A settembre 2022 Leonardo e’ entrato nella struttura di Sofia (lei ancora al nido, lui alla materna) e posso pero’ confortarvi nel dire: si, esiste il meglio e ogni bambino lo merita. Tutti i giorni della sua vita. Anche se del meglio e del peggio non e’ sempre e pienamente cosciente.

Mio figlio aveva costruito molte amicizie nell’asilo precedente e uno stretto legame con la sua educatrice, ma tornava spesso a casa svogliato e negli ultimi tempi particolarmente lamentoso. Di questa ex struttura non critichiamo l’intraprendenza di quei pochi che hanno cercato di “tener in piedi la baracca”, ma si il disinteresse e l’irresponsabilita‘ di chi li ha lasciati a se stessi e non li ha adeguatamente supportati.

Questo clima di insufficienza e’ a lungo andare insostenibile per due genitori lavoratori e degno di non continuare. Facendo conto del temperamento di nostro figlio ci siamo fatti forza e ci siamo dati fiducia nell’affrontare un cambio.
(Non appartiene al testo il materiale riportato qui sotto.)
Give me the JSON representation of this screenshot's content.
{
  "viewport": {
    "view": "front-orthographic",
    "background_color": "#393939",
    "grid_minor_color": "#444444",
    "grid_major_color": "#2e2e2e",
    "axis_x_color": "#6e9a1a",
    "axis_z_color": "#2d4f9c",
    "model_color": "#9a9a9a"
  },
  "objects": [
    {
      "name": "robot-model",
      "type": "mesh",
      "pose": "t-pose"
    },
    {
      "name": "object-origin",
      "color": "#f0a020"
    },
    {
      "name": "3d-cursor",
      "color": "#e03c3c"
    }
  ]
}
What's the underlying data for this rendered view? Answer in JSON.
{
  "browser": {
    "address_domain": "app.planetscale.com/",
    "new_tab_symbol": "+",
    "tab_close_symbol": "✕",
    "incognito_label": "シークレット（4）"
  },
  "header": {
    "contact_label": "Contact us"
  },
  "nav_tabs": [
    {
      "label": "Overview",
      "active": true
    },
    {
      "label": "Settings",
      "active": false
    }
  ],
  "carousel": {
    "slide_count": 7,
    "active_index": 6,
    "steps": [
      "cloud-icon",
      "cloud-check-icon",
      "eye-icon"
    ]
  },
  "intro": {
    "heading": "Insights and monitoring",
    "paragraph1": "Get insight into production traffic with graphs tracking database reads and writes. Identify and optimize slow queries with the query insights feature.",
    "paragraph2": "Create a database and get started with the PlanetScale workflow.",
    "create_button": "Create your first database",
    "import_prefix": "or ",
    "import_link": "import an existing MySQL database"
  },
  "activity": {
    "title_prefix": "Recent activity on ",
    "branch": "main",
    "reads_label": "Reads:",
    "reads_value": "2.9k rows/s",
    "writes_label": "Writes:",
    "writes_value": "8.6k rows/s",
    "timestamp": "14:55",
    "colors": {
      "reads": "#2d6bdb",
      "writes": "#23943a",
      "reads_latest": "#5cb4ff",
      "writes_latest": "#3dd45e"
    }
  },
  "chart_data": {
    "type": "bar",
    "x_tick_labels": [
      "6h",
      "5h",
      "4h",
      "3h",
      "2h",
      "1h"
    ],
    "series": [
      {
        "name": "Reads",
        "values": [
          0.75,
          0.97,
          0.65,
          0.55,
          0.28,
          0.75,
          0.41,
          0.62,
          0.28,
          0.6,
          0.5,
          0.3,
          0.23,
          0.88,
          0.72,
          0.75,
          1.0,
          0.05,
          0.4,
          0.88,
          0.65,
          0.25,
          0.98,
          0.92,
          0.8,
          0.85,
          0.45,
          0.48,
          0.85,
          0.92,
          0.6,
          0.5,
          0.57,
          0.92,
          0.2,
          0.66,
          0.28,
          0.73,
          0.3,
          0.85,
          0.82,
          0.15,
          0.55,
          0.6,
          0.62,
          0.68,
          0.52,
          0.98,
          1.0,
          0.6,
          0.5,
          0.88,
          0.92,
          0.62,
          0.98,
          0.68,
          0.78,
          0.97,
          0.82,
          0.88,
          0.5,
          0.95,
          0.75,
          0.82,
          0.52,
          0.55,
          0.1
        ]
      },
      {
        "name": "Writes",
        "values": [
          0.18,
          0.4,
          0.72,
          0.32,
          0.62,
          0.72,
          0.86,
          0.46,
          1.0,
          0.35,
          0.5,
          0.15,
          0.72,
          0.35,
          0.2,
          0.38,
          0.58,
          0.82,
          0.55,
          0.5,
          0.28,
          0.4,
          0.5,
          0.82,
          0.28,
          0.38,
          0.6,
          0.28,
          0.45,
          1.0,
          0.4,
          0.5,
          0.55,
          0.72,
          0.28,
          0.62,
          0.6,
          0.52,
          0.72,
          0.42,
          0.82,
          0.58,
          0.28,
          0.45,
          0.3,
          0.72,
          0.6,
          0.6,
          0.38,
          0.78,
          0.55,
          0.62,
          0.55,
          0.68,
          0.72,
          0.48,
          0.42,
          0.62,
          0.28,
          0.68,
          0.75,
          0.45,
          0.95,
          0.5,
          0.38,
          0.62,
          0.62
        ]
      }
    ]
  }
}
Che cosi difficile, fino ad adesso (speriamo!), sembra proprio non essere stato.

A chi insomma sta vivendo un momento di insoddisfazione posso solo dire: vi capisco ma guardate vostro figlio e quello che per lui piu‘ conta. Vivere in una citta’ come Monaco non e’ ne sara’ in futuro meno complesso, ma quello che conta e’ forse il senso di quello che facciamo per i nostri figli e la direzione buona che speriamo potergli dare nella loro vita. Tutto il resto: non conta.